My approach was grounded in three concepts: first, the Swedish Grace aesthetic, which is, to my mind, an elegantly restrained interpretation of Classicism; second, the regional setting of Borlänge, which should not be seen as a detraction; and, third, the project’s scholastic programme and what this means in a universal sense, as places of higher education are, frequently, destinations for individuals from across the globe.
I looked to the precedent of the tripartite palazzo façade, to convey perpetuity and reliability. I abstracted the typical palazzo rustication and fenestration, and added porticos to delineate the entrances. But the steeply pitched roof reflects climatic conditions that are far removed from the birthplace of the palazzo type. Another link to the local context is the window members that are rendered in iron, to recall Borlänge’s historical role in iron production. Further iron elements are the allegorical sculptures at the apexes of the porticos, whose iconography may be, perhaps, a little too straightforward, but my intention was for them to be widely interpretable. And the acroteria are surmounted by iron ornaments, whose form arose out of a conversation that I had with a fellow student, Ylva. She had mentioned that the province flower is the harebell, so I incorporated this native and proudly bucolic symbol into the characteristically organic Classical ornamentation.

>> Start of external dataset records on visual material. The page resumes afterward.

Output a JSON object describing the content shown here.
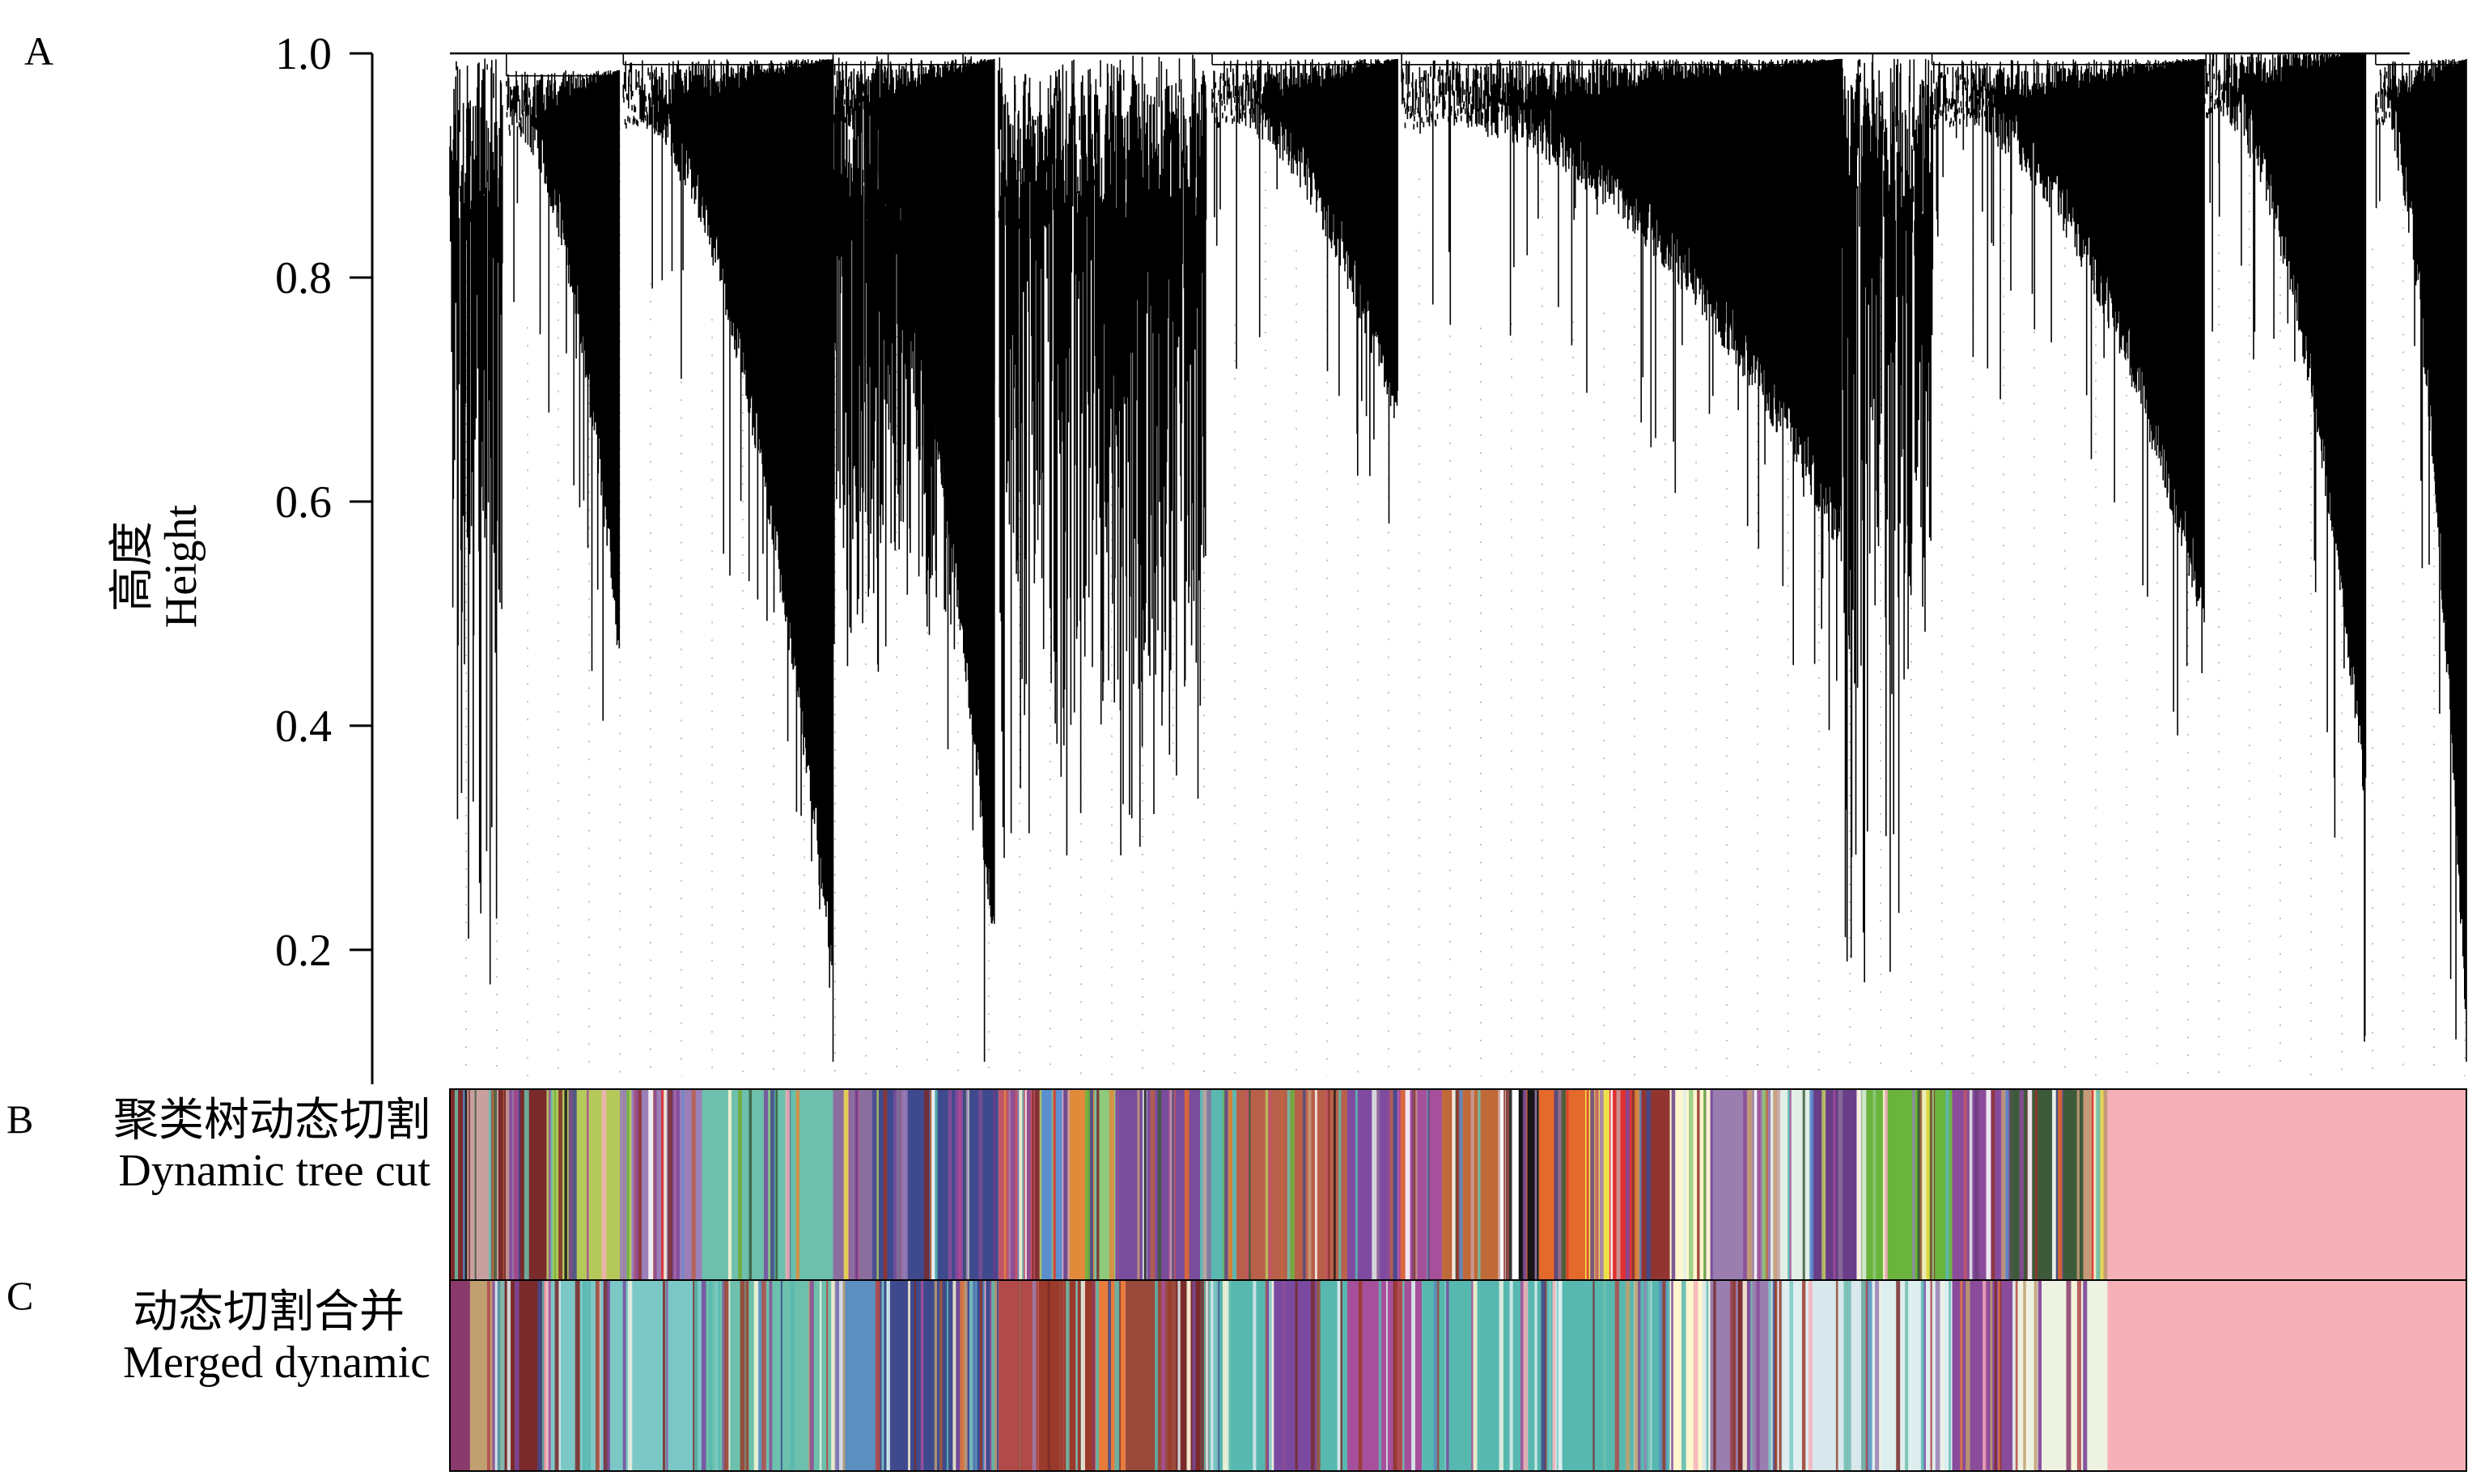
{
  "chart_data": {
    "type": "dendrogram",
    "panels": [
      {
        "letter": "A",
        "name": "dendrogram"
      },
      {
        "letter": "B",
        "name": "dynamic-tree-cut"
      },
      {
        "letter": "C",
        "name": "merged-dynamic"
      }
    ],
    "y_axis": {
      "label_cn": "高度",
      "label_en": "Height",
      "ticks": [
        "1.0",
        "0.8",
        "0.6",
        "0.4",
        "0.2"
      ],
      "tick_values": [
        1.0,
        0.8,
        0.6,
        0.4,
        0.2
      ],
      "range": [
        0.08,
        1.0
      ]
    },
    "clusters": [
      {
        "x0": 0.0,
        "x1": 0.026,
        "top": 1.0,
        "bottom": 0.16,
        "type": "sparse"
      },
      {
        "x0": 0.028,
        "x1": 0.084,
        "top": 0.98,
        "bottom": 0.5,
        "type": "curve"
      },
      {
        "x0": 0.086,
        "x1": 0.19,
        "top": 0.99,
        "bottom": 0.21,
        "type": "curve"
      },
      {
        "x0": 0.19,
        "x1": 0.27,
        "top": 1.0,
        "bottom": 0.5,
        "type": "sparse"
      },
      {
        "x0": 0.19,
        "x1": 0.27,
        "top": 0.99,
        "bottom": 0.23,
        "type": "curve"
      },
      {
        "x0": 0.272,
        "x1": 0.375,
        "top": 1.0,
        "bottom": 0.28,
        "type": "sparse"
      },
      {
        "x0": 0.378,
        "x1": 0.47,
        "top": 0.99,
        "bottom": 0.7,
        "type": "curve"
      },
      {
        "x0": 0.472,
        "x1": 0.69,
        "top": 0.99,
        "bottom": 0.6,
        "type": "curve"
      },
      {
        "x0": 0.69,
        "x1": 0.735,
        "top": 1.0,
        "bottom": 0.15,
        "type": "sparse"
      },
      {
        "x0": 0.735,
        "x1": 0.87,
        "top": 0.99,
        "bottom": 0.53,
        "type": "curve"
      },
      {
        "x0": 0.87,
        "x1": 0.95,
        "top": 1.0,
        "bottom": 0.37,
        "type": "curve"
      },
      {
        "x0": 0.955,
        "x1": 1.0,
        "top": 0.99,
        "bottom": 0.16,
        "type": "curve"
      }
    ],
    "color_rows": [
      {
        "label_cn": "聚类树动态切割",
        "label_en": "Dynamic tree cut",
        "segments": [
          {
            "x0": 0.0,
            "x1": 0.01,
            "color": "#7e2a2a"
          },
          {
            "x0": 0.01,
            "x1": 0.024,
            "color": "#c8a0a0"
          },
          {
            "x0": 0.024,
            "x1": 0.048,
            "color": "#7a2a2a"
          },
          {
            "x0": 0.048,
            "x1": 0.09,
            "color": "#b5c95a"
          },
          {
            "x0": 0.09,
            "x1": 0.125,
            "color": "#9a7fb8"
          },
          {
            "x0": 0.125,
            "x1": 0.19,
            "color": "#6cc0ac"
          },
          {
            "x0": 0.19,
            "x1": 0.212,
            "color": "#8a6f9e"
          },
          {
            "x0": 0.212,
            "x1": 0.272,
            "color": "#3f4a8e"
          },
          {
            "x0": 0.272,
            "x1": 0.292,
            "color": "#c0556a"
          },
          {
            "x0": 0.292,
            "x1": 0.306,
            "color": "#5b8fd0"
          },
          {
            "x0": 0.306,
            "x1": 0.32,
            "color": "#e08a3a"
          },
          {
            "x0": 0.32,
            "x1": 0.33,
            "color": "#8fc97a"
          },
          {
            "x0": 0.33,
            "x1": 0.372,
            "color": "#7a4c9c"
          },
          {
            "x0": 0.372,
            "x1": 0.39,
            "color": "#5ab8b0"
          },
          {
            "x0": 0.39,
            "x1": 0.445,
            "color": "#b8604a"
          },
          {
            "x0": 0.445,
            "x1": 0.47,
            "color": "#7f4aa0"
          },
          {
            "x0": 0.47,
            "x1": 0.492,
            "color": "#a64f9a"
          },
          {
            "x0": 0.492,
            "x1": 0.52,
            "color": "#c06a3a"
          },
          {
            "x0": 0.52,
            "x1": 0.53,
            "color": "#ffffff"
          },
          {
            "x0": 0.53,
            "x1": 0.54,
            "color": "#151515"
          },
          {
            "x0": 0.54,
            "x1": 0.563,
            "color": "#e46a2c"
          },
          {
            "x0": 0.563,
            "x1": 0.575,
            "color": "#ede14a"
          },
          {
            "x0": 0.575,
            "x1": 0.586,
            "color": "#e03030"
          },
          {
            "x0": 0.586,
            "x1": 0.605,
            "color": "#923530"
          },
          {
            "x0": 0.605,
            "x1": 0.625,
            "color": "#fff6d0"
          },
          {
            "x0": 0.625,
            "x1": 0.655,
            "color": "#9a7eb0"
          },
          {
            "x0": 0.655,
            "x1": 0.675,
            "color": "#e2efe6"
          },
          {
            "x0": 0.675,
            "x1": 0.7,
            "color": "#6a3d88"
          },
          {
            "x0": 0.7,
            "x1": 0.745,
            "color": "#6ab43e"
          },
          {
            "x0": 0.745,
            "x1": 0.775,
            "color": "#8a4c9a"
          },
          {
            "x0": 0.775,
            "x1": 0.81,
            "color": "#3d5a3a"
          },
          {
            "x0": 0.81,
            "x1": 0.822,
            "color": "#c49a78"
          },
          {
            "x0": 0.822,
            "x1": 1.0,
            "color": "#f5b0b8"
          }
        ]
      },
      {
        "label_cn": "动态切割合并",
        "label_en": "Merged dynamic",
        "segments": [
          {
            "x0": 0.0,
            "x1": 0.01,
            "color": "#8a3a6a"
          },
          {
            "x0": 0.01,
            "x1": 0.024,
            "color": "#c0a070"
          },
          {
            "x0": 0.024,
            "x1": 0.048,
            "color": "#7a2a2a"
          },
          {
            "x0": 0.048,
            "x1": 0.125,
            "color": "#7cc8c6"
          },
          {
            "x0": 0.125,
            "x1": 0.19,
            "color": "#6cc0ac"
          },
          {
            "x0": 0.19,
            "x1": 0.212,
            "color": "#5a8fc0"
          },
          {
            "x0": 0.212,
            "x1": 0.272,
            "color": "#3f4a8e"
          },
          {
            "x0": 0.272,
            "x1": 0.292,
            "color": "#b34a4a"
          },
          {
            "x0": 0.292,
            "x1": 0.32,
            "color": "#9a3a2a"
          },
          {
            "x0": 0.32,
            "x1": 0.335,
            "color": "#e97b3a"
          },
          {
            "x0": 0.335,
            "x1": 0.36,
            "color": "#9a4a3a"
          },
          {
            "x0": 0.36,
            "x1": 0.372,
            "color": "#7a2a2a"
          },
          {
            "x0": 0.372,
            "x1": 0.405,
            "color": "#57b8b0"
          },
          {
            "x0": 0.405,
            "x1": 0.43,
            "color": "#7a4aa0"
          },
          {
            "x0": 0.43,
            "x1": 0.445,
            "color": "#57b8b0"
          },
          {
            "x0": 0.445,
            "x1": 0.482,
            "color": "#a64f9a"
          },
          {
            "x0": 0.482,
            "x1": 0.605,
            "color": "#57b8b0"
          },
          {
            "x0": 0.605,
            "x1": 0.625,
            "color": "#fff6d0"
          },
          {
            "x0": 0.625,
            "x1": 0.655,
            "color": "#9a7eb0"
          },
          {
            "x0": 0.655,
            "x1": 0.675,
            "color": "#e0eef0"
          },
          {
            "x0": 0.675,
            "x1": 0.7,
            "color": "#d8e8ec"
          },
          {
            "x0": 0.7,
            "x1": 0.745,
            "color": "#ddeeee"
          },
          {
            "x0": 0.745,
            "x1": 0.775,
            "color": "#8a4c9a"
          },
          {
            "x0": 0.775,
            "x1": 0.822,
            "color": "#eef2e2"
          },
          {
            "x0": 0.822,
            "x1": 1.0,
            "color": "#f5b0b8"
          }
        ]
      }
    ]
  }
}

The design was conceived and droughted in a matter of days, and I aimed to do justice to the city. The challenge was in applying Classicism to a locality with its own history and identity, to make the design, as much as possible, uniquely of Borlänge. I hope that I achieved even a small measure of this.
Postscript: I owe much to the tutors who guided me in my endeavours, for not only bringing their experience and knowledge, but in being generous and patient.